Unfortunately, Republicans seem never to have read Keynes (or in any case are prepared to pretend they haven't, as a matter of servicing their wealthy base), and Obama... agreeable to a fault, always willing to give away the store in compromise, unable to fathom economics in terms other than those his bankster handlers tell him... Obama is engineering his own downfall as President, and our nation's as well. "Fasten your seatbelts; it's going to be a bumpy [economic] night."

3 comments:

  1. Then there are those who are still securely employed (at least, that we're aware of) at high-paying jobs. And we're spending some of our money but not as much as the economy needs, because we're still getting the shakedown from the shylock...eerrr, albatross....errrr, entitlement program known as "student loans". I've still got 18 months before I'm out from under them.

    ReplyDelete
  2. Constance, as I've often mentioned before, I believe everyone's education should be government-funded, through college at least and possibly through graduate school for those who show talent in their fields. Call me a socialist; I won't contradict you.

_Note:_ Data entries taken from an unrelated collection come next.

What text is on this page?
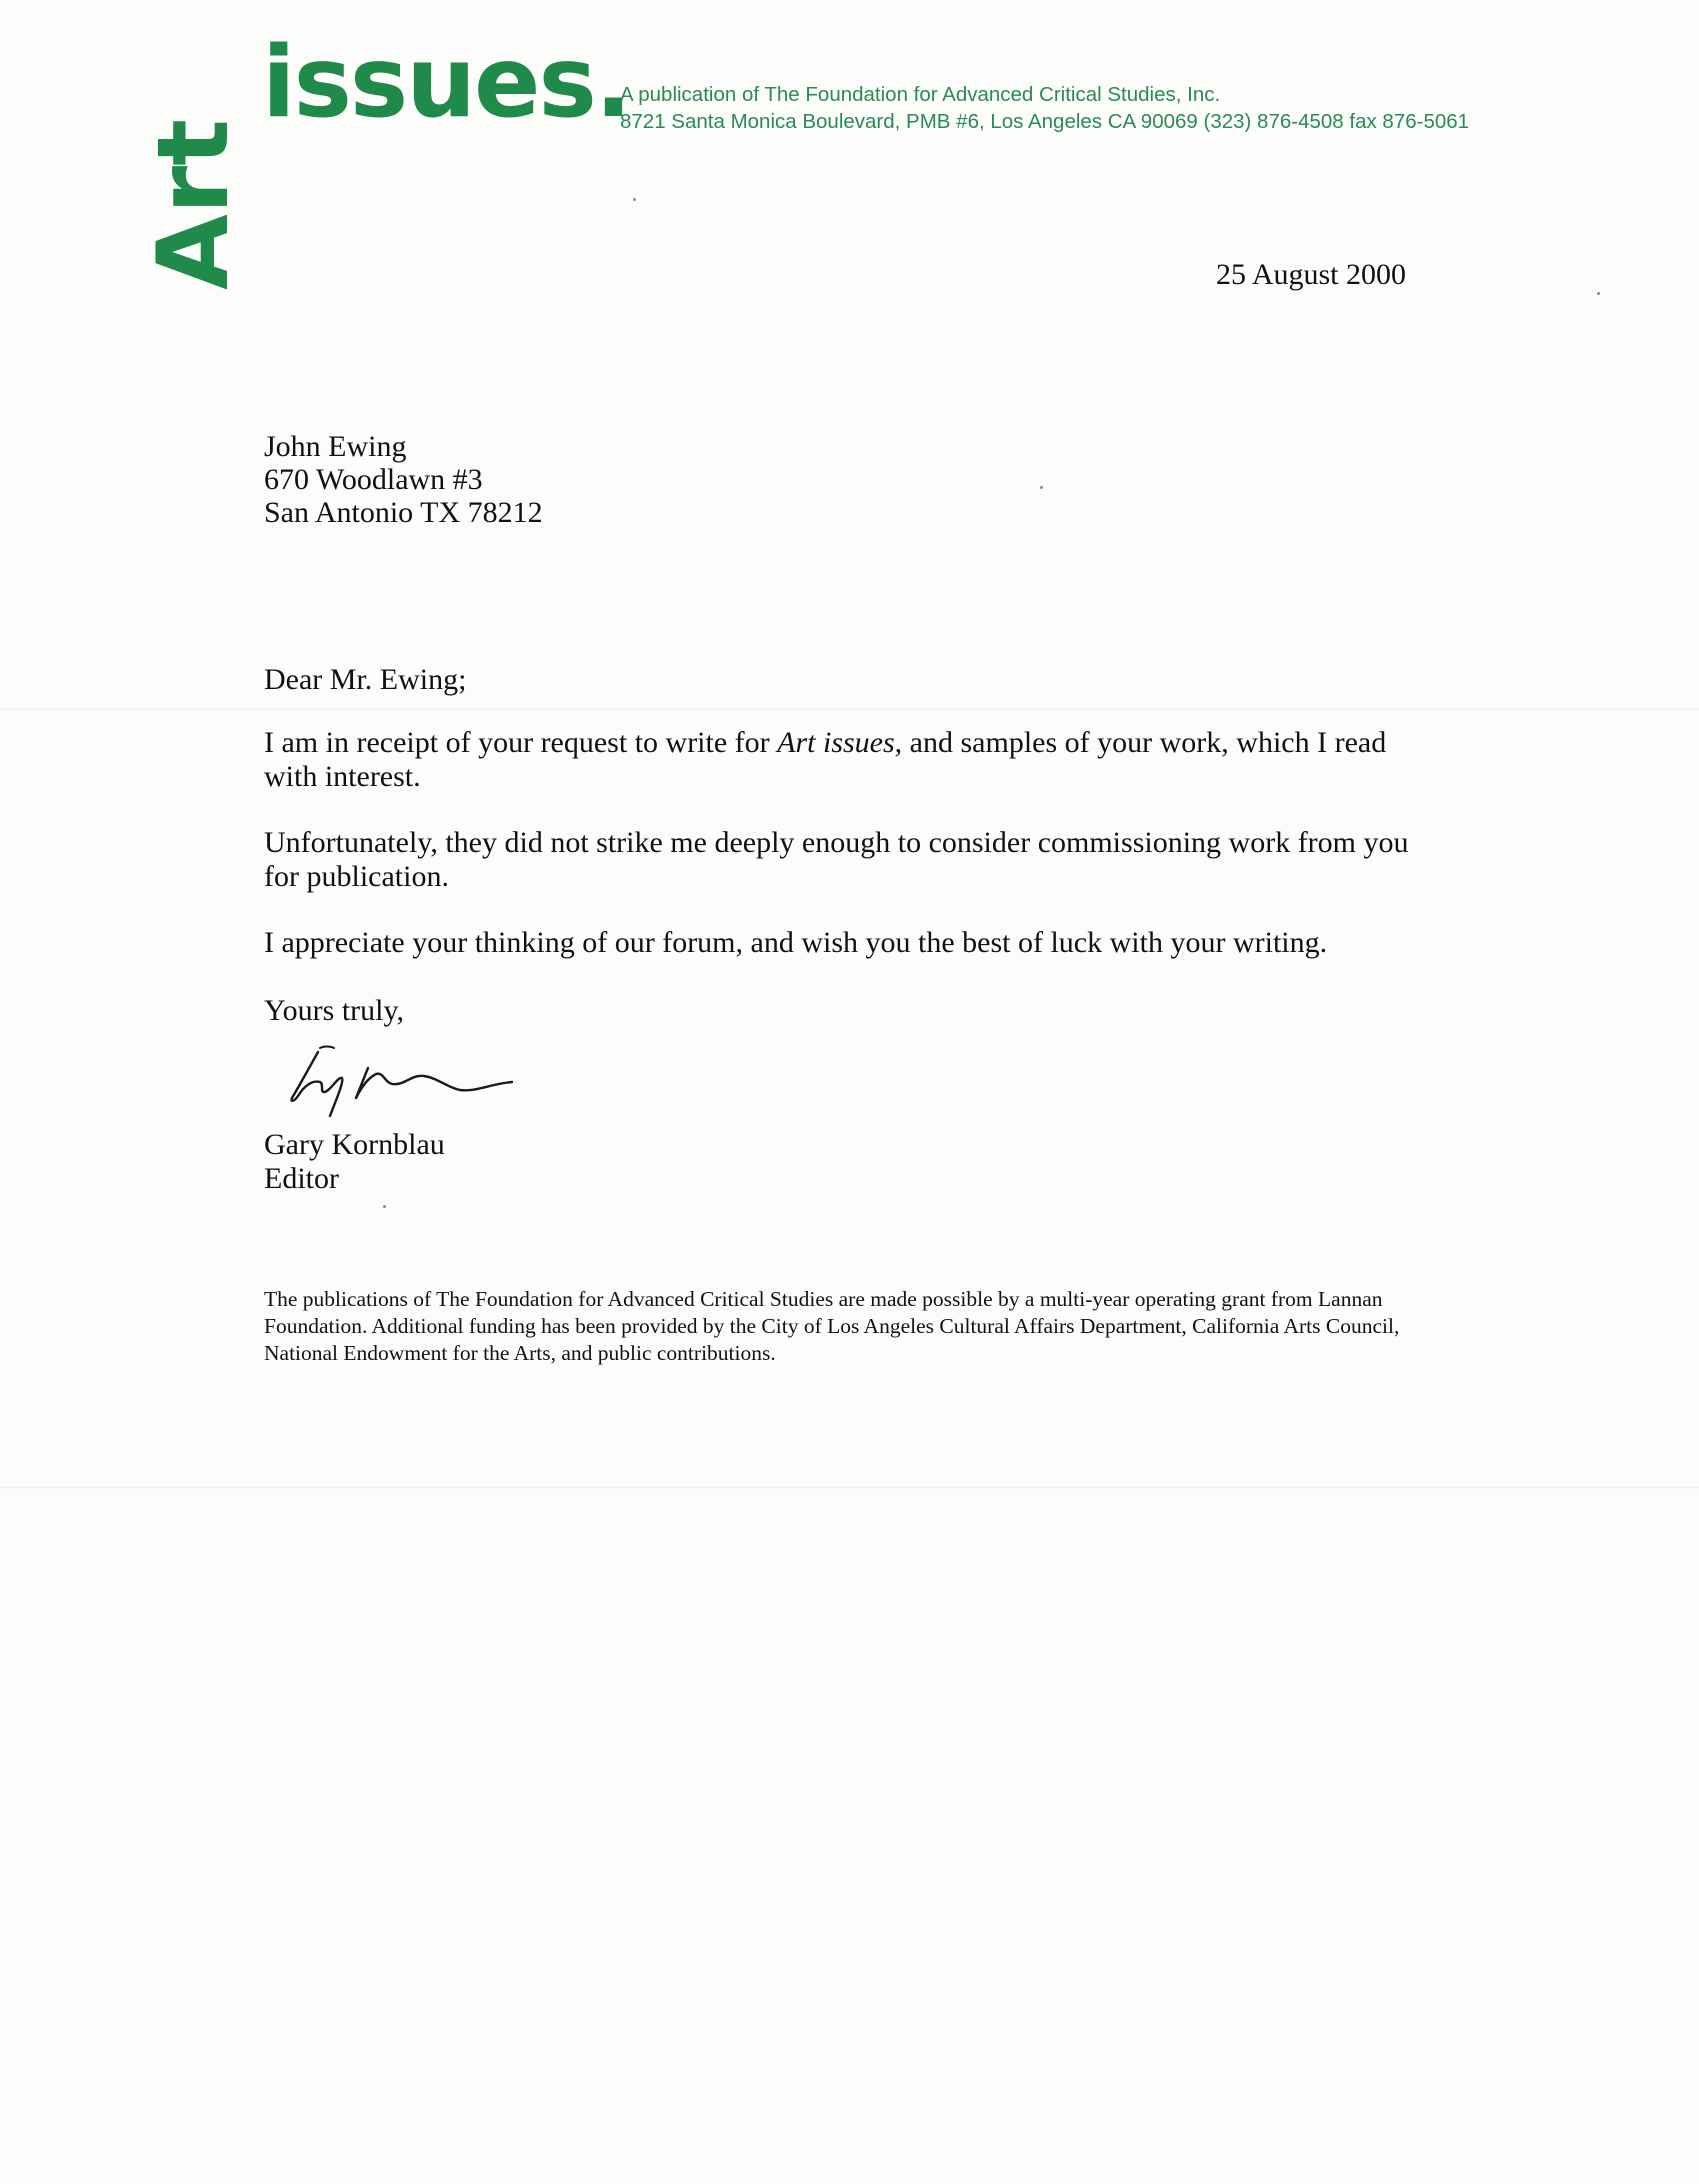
issues.
Art
A publication of The Foundation for Advanced Critical Studies, Inc.
8721 Santa Monica Boulevard, PMB #6, Los Angeles CA 90069 (323) 876-4508 fax 876-5061
25 August 2000
John Ewing
670 Woodlawn #3
San Antonio TX 78212
Dear Mr. Ewing;
I am in receipt of your request to write for Art issues, and samples of your work, which I read with interest.
Unfortunately, they did not strike me deeply enough to consider commissioning work from you for publication.
I appreciate your thinking of our forum, and wish you the best of luck with your writing.
Yours truly,
Gary Kornblau
Editor
The publications of The Foundation for Advanced Critical Studies are made possible by a multi-year operating grant from Lannan Foundation. Additional funding has been provided by the City of Los Angeles Cultural Affairs Department, California Arts Council, National Endowment for the Arts, and public contributions.
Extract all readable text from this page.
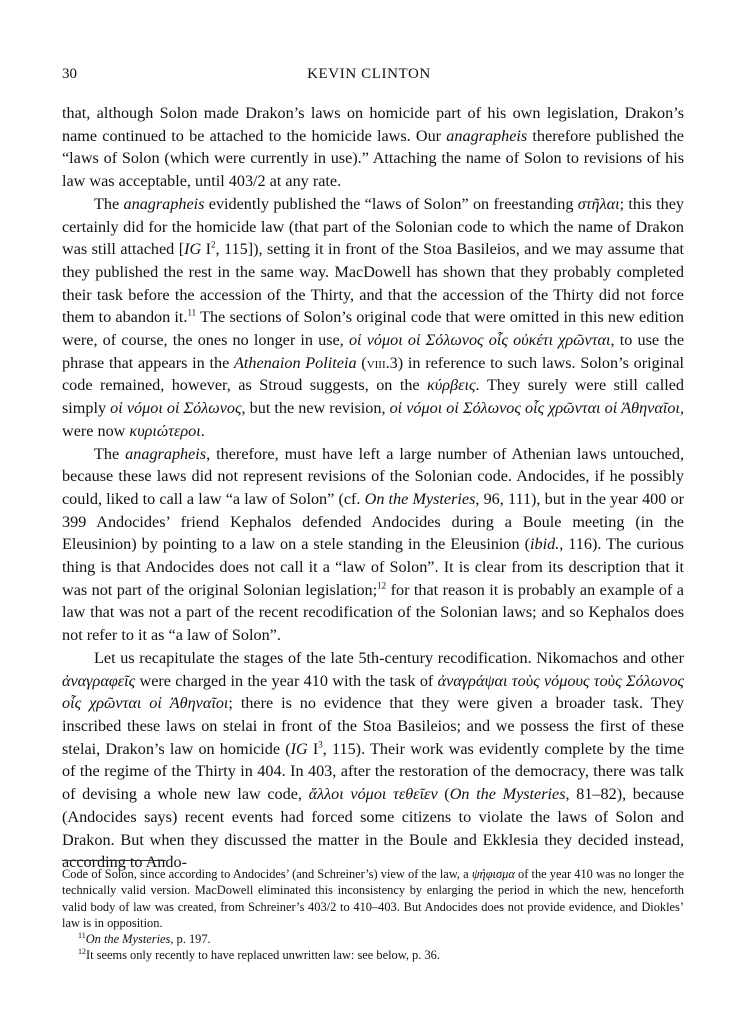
30	KEVIN CLINTON

that, although Solon made Drakon’s laws on homicide part of his own legislation, Drakon’s name continued to be attached to the homicide laws. Our anagrapheis therefore published the “laws of Solon (which were currently in use).” Attaching the name of Solon to revisions of his law was acceptable, until 403/2 at any rate.

The anagrapheis evidently published the “laws of Solon” on freestanding στῆλαι; this they certainly did for the homicide law (that part of the Solonian code to which the name of Drakon was still attached [IG $I^2$, 115]), setting it in front of the Stoa Basileios, and we may assume that they published the rest in the same way. MacDowell has shown that they probably completed their task before the accession of the Thirty, and that the accession of the Thirty did not force them to abandon it.$^{11}$ The sections of Solon’s original code that were omitted in this new edition were, of course, the ones no longer in use, οἱ νόμοι οἱ Σόλωνος οἷς οὐκέτι χρῶνται, to use the phrase that appears in the Athenaion Politeia (viii.3) in reference to such laws. Solon’s original code remained, however, as Stroud suggests, on the κύρβεις. They surely were still called simply οἱ νόμοι οἱ Σόλωνος, but the new revision, οἱ νόμοι οἱ Σόλωνος οἷς χρῶνται οἱ Ἀθηναῖοι, were now κυριώτεροι.

The anagrapheis, therefore, must have left a large number of Athenian laws untouched, because these laws did not represent revisions of the Solonian code. Andocides, if he possibly could, liked to call a law “a law of Solon” (cf. On the Mysteries, 96, 111), but in the year 400 or 399 Andocides’ friend Kephalos defended Andocides during a Boule meeting (in the Eleusinion) by pointing to a law on a stele standing in the Eleusinion (ibid., 116). The curious thing is that Andocides does not call it a “law of Solon”. It is clear from its description that it was not part of the original Solonian legislation;$^{12}$ for that reason it is probably an example of a law that was not a part of the recent recodification of the Solonian laws; and so Kephalos does not refer to it as “a law of Solon”.

Let us recapitulate the stages of the late 5th-century recodification. Nikomachos and other ἀναγραφεῖς were charged in the year 410 with the task of ἀναγράψαι τοὺς νόμους τοὺς Σόλωνος οἷς χρῶνται οἱ Ἀθηναῖοι; there is no evidence that they were given a broader task. They inscribed these laws on stelai in front of the Stoa Basileios; and we possess the first of these stelai, Drakon’s law on homicide (IG $I^3$, 115). Their work was evidently complete by the time of the regime of the Thirty in 404. In 403, after the restoration of the democracy, there was talk of devising a whole new law code, ἄλλοι νόμοι τεθεῖεν (On the Mysteries, 81–82), because (Andocides says) recent events had forced some citizens to violate the laws of Solon and Drakon. But when they discussed the matter in the Boule and Ekklesia they decided instead, according to Ando-

Code of Solon, since according to Andocides’ (and Schreiner’s) view of the law, a ψήφισμα of the year 410 was no longer the technically valid version. MacDowell eliminated this inconsistency by enlarging the period in which the new, henceforth valid body of law was created, from Schreiner’s 403/2 to 410–403. But Andocides does not provide evidence, and Diokles’ law is in opposition.

$^{11}$On the Mysteries, p. 197.

$^{12}$It seems only recently to have replaced unwritten law: see below, p. 36.
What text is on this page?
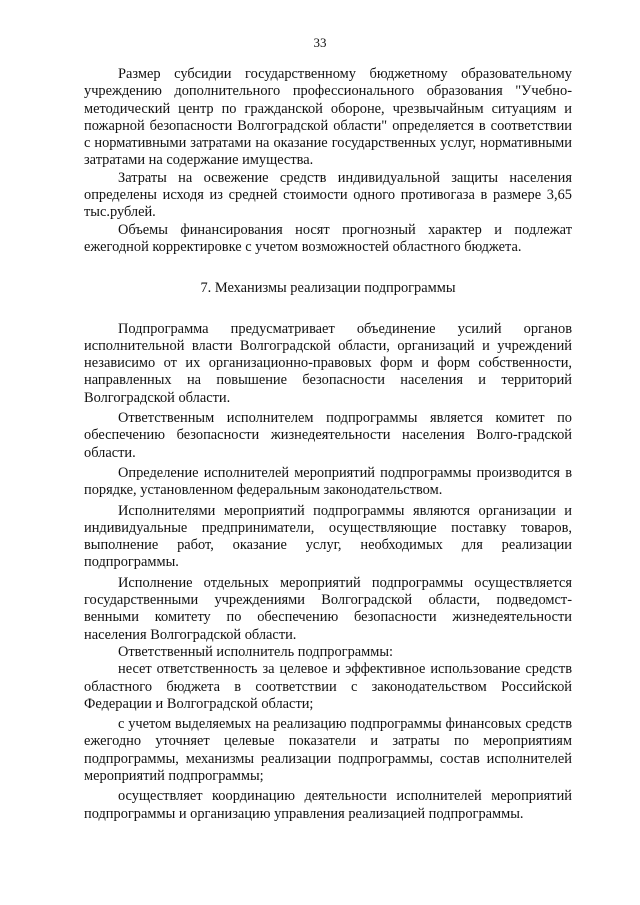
33

Размер субсидии государственному бюджетному образовательному учреждению дополнительного профессионального образования "Учебно-методический центр по гражданской обороне, чрезвычайным ситуациям и пожарной безопасности Волгоградской области" определяется в соответствии с нормативными затратами на оказание государственных услуг, нормативными затратами на содержание имущества.

Затраты на освежение средств индивидуальной защиты населения определены исходя из средней стоимости одного противогаза в размере 3,65 тыс.рублей.

Объемы финансирования носят прогнозный характер и подлежат ежегодной корректировке с учетом возможностей областного бюджета.

7. Механизмы реализации подпрограммы

Подпрограмма предусматривает объединение усилий органов исполнительной власти Волгоградской области, организаций и учреждений независимо от их организационно-правовых форм и форм собственности, направленных на повышение безопасности населения и территорий Волгоградской области.

Ответственным исполнителем подпрограммы является комитет по обеспечению безопасности жизнедеятельности населения Волго-градской области.

Определение исполнителей мероприятий подпрограммы производится в порядке, установленном федеральным законодательством.

Исполнителями мероприятий подпрограммы являются организации и индивидуальные предприниматели, осуществляющие поставку товаров, выполнение работ, оказание услуг, необходимых для реализации подпрограммы.

Исполнение отдельных мероприятий подпрограммы осуществляется государственными учреждениями Волгоградской области, подведомст-венными комитету по обеспечению безопасности жизнедеятельности населения Волгоградской области.

Ответственный исполнитель подпрограммы:

несет ответственность за целевое и эффективное использование средств областного бюджета в соответствии с законодательством Российской Федерации и Волгоградской области;

с учетом выделяемых на реализацию подпрограммы финансовых средств ежегодно уточняет целевые показатели и затраты по мероприятиям подпрограммы, механизмы реализации подпрограммы, состав исполнителей мероприятий подпрограммы;

осуществляет координацию деятельности исполнителей мероприятий подпрограммы и организацию управления реализацией подпрограммы.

    My education was wholly paid for by a very diligent Financial Aid office at Rice University. They found a series of wealthy alumni to pay my tuition, fees and textbook expenses for five years, through a professional Master's. My parents, well-educated but economically lower-class folk, said that it was cheaper to send me to college than to high school. And IMHO that's the way it ought to be: students should NOT be burdened with student loan debt for the first two decades or more of their careers; the fact that they ARE so burdened now is one of the most classist aspects of our increasingly class-stratified society.

    I hope your remaining student debt is alleviated without any great pain on your part. Count me as one who thinks student loans should be forgiven, paid by tax money.

    ReplyDelete
  3. The student loan business is a vicious bank scam industry. I'm with you Steve. Education should be goverment subsidized throughout. When I went through school, I worked part time jobs at the University, got scholarships every year and managed to aquire three MA's and a Doctorate. The money changers would make that impossible today. I grieve for all the students who will be denied a future because of the loan scam. It will also affect the quality of our national life, and not in a good way. The banks should be broken up, the monopolies destroyed and/or nationalized. And yes, I am a hardened socialist, who grows more so with every passing year of the corporatist take over of the country.